The digressions about the Voynich Manuscript, alchemy, and esoteric lore give the novel a leisurely breathing space. Like other readers, I was disappointed by The Da Vinci Code, not because of its subject matter, but because Dan Brown is a terrible writer. The Combinations hit the right spot with me. It offered conspiracies, relics, historical and mythical digressions, and ranting characters, in addition to a reckless willingness to do things unburdened by commercial demands or expectations. By turns erudite, infuriating, silly, and decadent, the novel offers the reader a feast for the imagination. The greatest pleasure is rereading passages from the book, refreshing my memory since finishing it so many months ago.

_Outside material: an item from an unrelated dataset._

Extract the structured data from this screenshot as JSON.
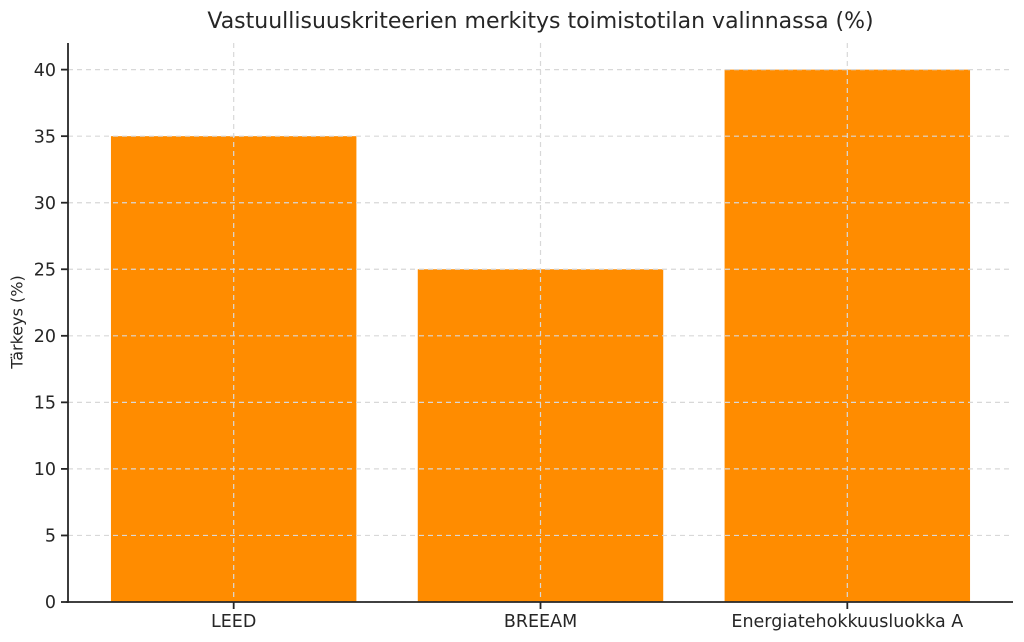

Big Books, Big Ideas … Big Deal?

At 926 pages, 888 pages plus an overture, intermission, and coda totaling 38 additional pages, The Combinations is a massive tome. Released in paperback, one could imagine the hardcover edition not only overwhelming the reader but coming in useful in hand-to-hand combat. Books like these overpower simply through their sheer physicality.

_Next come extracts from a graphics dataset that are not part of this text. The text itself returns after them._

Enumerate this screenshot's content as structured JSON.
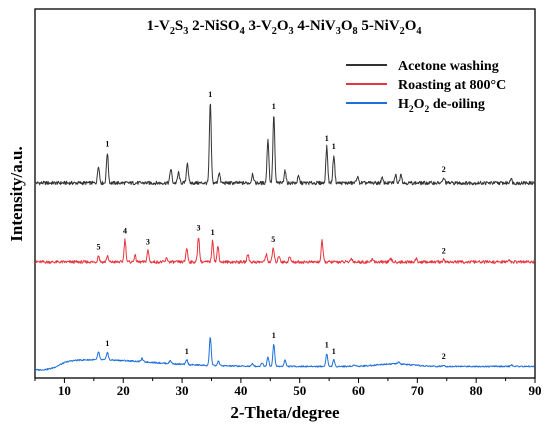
{
  "chart_data": {
    "type": "line",
    "title_parts": [
      {
        "text": "1-V"
      },
      {
        "text": "2",
        "sub": true
      },
      {
        "text": "S"
      },
      {
        "text": "3",
        "sub": true
      },
      {
        "text": " 2-NiSO"
      },
      {
        "text": "4",
        "sub": true
      },
      {
        "text": " 3-V"
      },
      {
        "text": "2",
        "sub": true
      },
      {
        "text": "O"
      },
      {
        "text": "3",
        "sub": true
      },
      {
        "text": " 4-NiV"
      },
      {
        "text": "3",
        "sub": true
      },
      {
        "text": "O"
      },
      {
        "text": "8",
        "sub": true
      },
      {
        "text": " 5-NiV"
      },
      {
        "text": "2",
        "sub": true
      },
      {
        "text": "O"
      },
      {
        "text": "4",
        "sub": true
      }
    ],
    "xlabel": "2-Theta/degree",
    "ylabel": "Intensity/a.u.",
    "xlim": [
      5,
      90
    ],
    "xticks": [
      10,
      20,
      30,
      40,
      50,
      60,
      70,
      80,
      90
    ],
    "grid": false,
    "legend_position": "top-right",
    "series": [
      {
        "key": "acetone",
        "name_parts": [
          {
            "text": "Acetone washing"
          }
        ],
        "color": "#333333",
        "baseline": 0,
        "peaks": [
          [
            15.8,
            0.22
          ],
          [
            17.3,
            0.38
          ],
          [
            28.1,
            0.18
          ],
          [
            29.4,
            0.13
          ],
          [
            30.9,
            0.26
          ],
          [
            34.8,
            1.0
          ],
          [
            36.3,
            0.13
          ],
          [
            42.0,
            0.12
          ],
          [
            44.6,
            0.55
          ],
          [
            45.6,
            0.85
          ],
          [
            47.5,
            0.16
          ],
          [
            49.8,
            0.08
          ],
          [
            54.6,
            0.45
          ],
          [
            55.8,
            0.35
          ],
          [
            59.8,
            0.08
          ],
          [
            64.0,
            0.06
          ],
          [
            66.3,
            0.1
          ],
          [
            67.2,
            0.12
          ],
          [
            74.5,
            0.06
          ],
          [
            85.9,
            0.06
          ]
        ],
        "labels": [
          {
            "x": 17.3,
            "text": "1"
          },
          {
            "x": 34.8,
            "text": "1"
          },
          {
            "x": 45.6,
            "text": "1"
          },
          {
            "x": 54.6,
            "text": "1"
          },
          {
            "x": 55.8,
            "text": "1"
          },
          {
            "x": 74.5,
            "text": "2"
          }
        ]
      },
      {
        "key": "roasting",
        "name_parts": [
          {
            "text": "Roasting at 800°C"
          }
        ],
        "color": "#e8343c",
        "baseline": 0,
        "peaks": [
          [
            15.8,
            0.1
          ],
          [
            17.3,
            0.09
          ],
          [
            20.3,
            0.35
          ],
          [
            22.0,
            0.1
          ],
          [
            24.2,
            0.18
          ],
          [
            27.4,
            0.06
          ],
          [
            30.8,
            0.22
          ],
          [
            32.8,
            0.4
          ],
          [
            35.2,
            0.33
          ],
          [
            36.1,
            0.24
          ],
          [
            41.2,
            0.12
          ],
          [
            44.3,
            0.12
          ],
          [
            45.5,
            0.22
          ],
          [
            46.5,
            0.1
          ],
          [
            48.3,
            0.08
          ],
          [
            53.8,
            0.33
          ],
          [
            58.8,
            0.06
          ],
          [
            62.4,
            0.05
          ],
          [
            65.5,
            0.05
          ],
          [
            69.8,
            0.05
          ],
          [
            74.5,
            0.04
          ],
          [
            85.5,
            0.04
          ]
        ],
        "labels": [
          {
            "x": 15.8,
            "text": "5"
          },
          {
            "x": 20.3,
            "text": "4"
          },
          {
            "x": 24.2,
            "text": "3"
          },
          {
            "x": 32.8,
            "text": "3"
          },
          {
            "x": 35.2,
            "text": "1"
          },
          {
            "x": 45.5,
            "text": "5"
          },
          {
            "x": 74.5,
            "text": "2"
          }
        ]
      },
      {
        "key": "h2o2",
        "name_parts": [
          {
            "text": "H"
          },
          {
            "text": "2",
            "sub": true
          },
          {
            "text": "O"
          },
          {
            "text": "2",
            "sub": true
          },
          {
            "text": " de-oiling"
          }
        ],
        "color": "#1e6fd9",
        "baseline": 0.32,
        "peaks": [
          [
            15.8,
            0.25
          ],
          [
            17.3,
            0.25
          ],
          [
            23.2,
            0.1
          ],
          [
            28.0,
            0.1
          ],
          [
            30.8,
            0.15
          ],
          [
            34.8,
            0.9
          ],
          [
            36.2,
            0.15
          ],
          [
            42.0,
            0.08
          ],
          [
            43.6,
            0.12
          ],
          [
            44.6,
            0.3
          ],
          [
            45.6,
            0.7
          ],
          [
            47.5,
            0.2
          ],
          [
            54.6,
            0.4
          ],
          [
            55.8,
            0.2
          ],
          [
            59.3,
            0.06
          ],
          [
            66.8,
            0.06
          ],
          [
            74.5,
            0.05
          ],
          [
            86.0,
            0.05
          ]
        ],
        "labels": [
          {
            "x": 17.3,
            "text": "1"
          },
          {
            "x": 30.8,
            "text": "1"
          },
          {
            "x": 45.6,
            "text": "1"
          },
          {
            "x": 54.6,
            "text": "1"
          },
          {
            "x": 55.8,
            "text": "1"
          },
          {
            "x": 74.5,
            "text": "2"
          }
        ]
      }
    ]
  }
}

A controversial assumption underlies books of this size. Due to its large page count and high-literary pedigree (Equus Press), one would presume The Combinations is a profound work. The equation Page Count = Profundity is a dangerous thing. As with the Dale Peck quote above, aspiring author have sought Ulysses by James Joyce as a popular model. But not every novel aspiring to Ulysses has succeeded. Jerusalem by Alan Moore case in point. (Capsule review: A flaming shitburger of a novel.) Or turgid, overwritten monstrosities like Atlas Shrugged by Ayn Rand. (Beloved by philistine sociopaths masquerading as philosophers.)

As a side-note, I’m also a fan of the big and exuberant. Some of my favorite culture products include: The Cremaster Cycle by Matthew Barney; Mellon Collie and the Infinite Sadness by the Smashing Pumpkins; and Angels in America by Tony Kushner. My biases lean towards the large and complex. (I love the Baroque period; I’m not really a fan of architectural minimalism.) By the same token, my penchant for big, excessive, and gaudy things comes with a caveat: Each of the giant works cited above involves not only scale but talent.

Major questions to consider:

What is necessary for The Story? (The Story doesn’t necessarily mean having a plot or plots.) And what is filler?

Does the novel’s creative ambitions meet its execution?

Just because the novel is long, does that mean it has any inherent literary worth? (This becomes a more pressing issue as page count increases. After 250, 500, and 1000 pages, it better be worth my time and effort.)

How much time and effort should the reader exert? Is this effort actually sincere or does book length become a facile motivation for bragging rights? (In the film world, “I watched a Béla Tarr film, who wants to touch me?”)

What long books have you loved? Or hated? Does book length influence what you read and/or buy?